The punch did not have the kind of force behind it that would raise it to the level of intent to injure and, quite frankly, the howls from certain corners for a suspension bordered on ludicrous. The fact that it was oft-suspended Marchand was the only reason a suspension even was a point of discussion.
That’s the good news for Bruins fans. The bad news? The old Marchand, the one that always is pushing the boundaries of good judgment, the one that had been effectively controlled all year, slowly but surely has been resurfacing in this tough series against the Blue Jackets.
In Game 1 he had the stick-stomping incident with Cam Atkinson. He took an aggressive penalty in each of the last two contests (cross checking in Game 2 and high sticking in Game 3) that led to Columbus goals, including the game-winner in Game 3.
And the punch to the back of Harrington’s head? It wasn’t suspension-worthy, but if it was caught by the on-ice officials Marchand most likely would have been called for a two-minute minor.
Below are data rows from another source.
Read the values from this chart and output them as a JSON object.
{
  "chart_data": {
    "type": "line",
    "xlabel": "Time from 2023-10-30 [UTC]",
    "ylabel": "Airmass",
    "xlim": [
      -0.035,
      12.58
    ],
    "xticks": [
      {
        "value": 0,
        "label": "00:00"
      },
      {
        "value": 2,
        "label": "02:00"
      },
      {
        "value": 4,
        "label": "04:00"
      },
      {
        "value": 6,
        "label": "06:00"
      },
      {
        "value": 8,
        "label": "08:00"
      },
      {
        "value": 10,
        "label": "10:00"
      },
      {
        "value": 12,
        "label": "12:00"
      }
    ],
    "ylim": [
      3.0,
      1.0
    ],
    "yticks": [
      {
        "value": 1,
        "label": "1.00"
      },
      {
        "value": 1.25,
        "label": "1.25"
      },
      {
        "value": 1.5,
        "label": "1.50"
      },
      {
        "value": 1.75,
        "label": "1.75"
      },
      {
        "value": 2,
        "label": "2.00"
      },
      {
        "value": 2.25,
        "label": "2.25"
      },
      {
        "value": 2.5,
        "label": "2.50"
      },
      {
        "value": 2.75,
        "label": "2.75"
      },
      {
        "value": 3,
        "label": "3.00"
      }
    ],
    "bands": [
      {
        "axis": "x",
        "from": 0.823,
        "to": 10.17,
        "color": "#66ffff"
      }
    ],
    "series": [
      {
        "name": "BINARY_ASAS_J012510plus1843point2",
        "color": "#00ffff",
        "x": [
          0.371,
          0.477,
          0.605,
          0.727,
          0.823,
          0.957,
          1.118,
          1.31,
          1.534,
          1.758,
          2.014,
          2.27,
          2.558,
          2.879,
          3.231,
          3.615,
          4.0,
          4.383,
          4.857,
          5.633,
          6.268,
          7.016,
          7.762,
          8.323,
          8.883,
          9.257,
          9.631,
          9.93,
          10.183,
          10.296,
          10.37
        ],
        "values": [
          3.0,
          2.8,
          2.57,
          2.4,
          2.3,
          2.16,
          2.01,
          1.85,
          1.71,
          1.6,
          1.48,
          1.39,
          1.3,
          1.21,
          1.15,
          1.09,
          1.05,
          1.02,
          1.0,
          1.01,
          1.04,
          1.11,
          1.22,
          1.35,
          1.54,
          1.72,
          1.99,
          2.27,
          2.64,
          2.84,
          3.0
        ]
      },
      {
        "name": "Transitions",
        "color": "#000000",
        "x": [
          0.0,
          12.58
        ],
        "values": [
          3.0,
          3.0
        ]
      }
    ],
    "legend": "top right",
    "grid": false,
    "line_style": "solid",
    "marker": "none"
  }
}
With just over a minute left in a playoff game. With the Bruins trailing by a goal and the goalie pulled. It would have been a horrible penalty to take.
As it turned out, of course, the B’s did not tie it up, but if Marchand had been called for unsportsmanlike conduct it would have ended any chance to B’s had of tying. And they did have a chance.
Coach Bruce Cassidy was asked Sunday if the tiff with Atkinson and the cross checking penalty in Game 2 were a sign of frustration from Marchand (now pointless in four straight games for the first time this year). Cassidy eagerly leaped to his player’s defense, pointing out at the time that Marchand had been called for just one penalty in nine playoff games.
But after his transgressions in Game 3, Cassidy conceded that yet another conversation was on tap with his star left winger.
“We’ve got to keep him on the right side of the line,” Cassidy said. “That’s how I deal with it as a coach. Remind him how valuable he is to the team, that it’s playoff hockey. Your name and number is circled in their locker room. ‘We’ve got to get this guy off his game.’ What does that mean? That you’re one of the better players. If you weren’t, they wouldn’t be targeting you. So you’ve got to understand (everything) that goes along with that. And he’s got to find that balance on the ice.”
While GM Don Sweeney believed the rampant talk of suspension was well overboard, he did acknowledge Marchand can’t keep doing things that will send him to the box.
“It’s an unnecessary overreaction. That’s really what it is,” Sweeney said of the late-game punch. “Let’s be honest, Brad had a fantastic year without any of those distractions and I think he’d say the same thing. It won’t be an issue going forward.”
Marchand, meanwhile, wasn’t exactly defiant when meeting with reporters, but he wasn’t the model of contrition, either. He said the punch was not borne out of frustration, but rather an answer to Jake DeBrusk having a few shots thrown his way. Regret didn’t flow freely out of him.
“I guess because of having to talk about it today, it’s not something I’d go back to do it again,” Marchand said. “But stuff like that just happens in hockey. You watch the play there and Jake took about six punches from two guys. It is what it is.”
Marchand also wasn’t concerned that the punch served to put a bigger bull’s eye on his back with regard to the officials.
“They’re letting teams play and that’s playoff hockey. It’s the way it should be played. They’re letting a lot go. And that’s how it should be this time of year,” Marchand said. “They let us battle it out. Each team gets one or two penalties a game, so they’re doing a good job and not dictating games based on special teams, they’re making us battle 5-on-5 and that’s how playoff hockey should be. I’m not concerned about that. I’ll try to stay within the rules and they’re going to call the game the way they see fit. That’s playoff hockey.”
But if Marchand wants to continue playing playoff hockey this year, he’ll need to focus on the game between the whistles and not settling scores that don’t show up on the scoreboard.